“Practice fire safety - watch what you heat.” ~Author Unknown
The members of the Central Gulf Cooperative (CGC) live by this adage each day. Through the carefully planned use of prescribed fires, the team works throughout Mississippi and Louisiana to help improve habitats, reduce invasive species, and reduce the risk of future catastrophic fires.
Southern Mississippi is a great example of an ecosystem where plants and animals are adapted to regular, moderate fires. In the absence of these fires, plants and shrubs grow densely, changing the amount of sunlight reaching the ground, the types of food available to herbivores, and even the amount of water available for native plants and animals.
The CGC team and partners use controlled fires in specific areas to clear out dense shrubbery and restore the historical plantscape. Even endangered species can benefit from prescribed burns.
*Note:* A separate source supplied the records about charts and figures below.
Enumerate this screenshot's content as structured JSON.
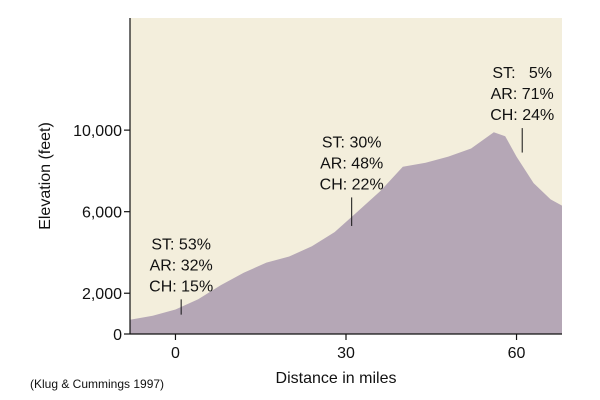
{
  "colors": {
    "background": "#f3eedc",
    "area_fill": "#b5a7b6",
    "axis": "#111111",
    "text": "#111111"
  },
  "source": "(Klug & Cummings 1997)",
  "chart_data": {
    "type": "area",
    "title": "",
    "xlabel": "Distance in miles",
    "ylabel": "Elevation (feet)",
    "xlim": [
      -8,
      68
    ],
    "ylim": [
      0,
      15500
    ],
    "x_ticks": [
      0,
      30,
      60
    ],
    "x_tick_labels": [
      "0",
      "30",
      "60"
    ],
    "y_ticks": [
      0,
      2000,
      6000,
      10000
    ],
    "y_tick_labels": [
      "0",
      "2,000",
      "6,000",
      "10,000"
    ],
    "grid": false,
    "legend": "none",
    "series": [
      {
        "x": [
          -8,
          -4,
          0,
          4,
          8,
          12,
          16,
          20,
          24,
          28,
          32,
          36,
          40,
          44,
          48,
          52,
          56,
          58,
          60,
          63,
          66,
          68
        ],
        "values": [
          700,
          900,
          1200,
          1700,
          2400,
          3000,
          3500,
          3800,
          4300,
          5000,
          6000,
          7000,
          8200,
          8400,
          8700,
          9100,
          9900,
          9700,
          8700,
          7400,
          6600,
          6300
        ]
      }
    ],
    "annotations": [
      {
        "x": 1,
        "y_bottom": 950,
        "y_top": 1700,
        "lines": [
          "ST: 53%",
          "AR: 32%",
          "CH: 15%"
        ]
      },
      {
        "x": 31,
        "y_bottom": 5300,
        "y_top": 6700,
        "lines": [
          "ST: 30%",
          "AR: 48%",
          "CH: 22%"
        ]
      },
      {
        "x": 61,
        "y_bottom": 8900,
        "y_top": 10100,
        "lines": [
          "ST:   5%",
          "AR: 71%",
          "CH: 24%"
        ]
      }
    ]
  }
}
Gopher frogs, for example, benefit from areas free of dense shrubs and trees around the ponds where they live.
By ‘fighting fire with fire,’ the use of prescribed fires can actually decrease the threat of catastrophic wildfires by decreasing the amount of fuel (plant materials) that could cause a wildfire to intensely burn. In an area that has a consistent prescribed fire schedule, wildfires started by events such as lightning burn far less intensely. The costs of fighting wildfires also decrease in such areas, and firefighters and businesses are at less risk for injury and destruction.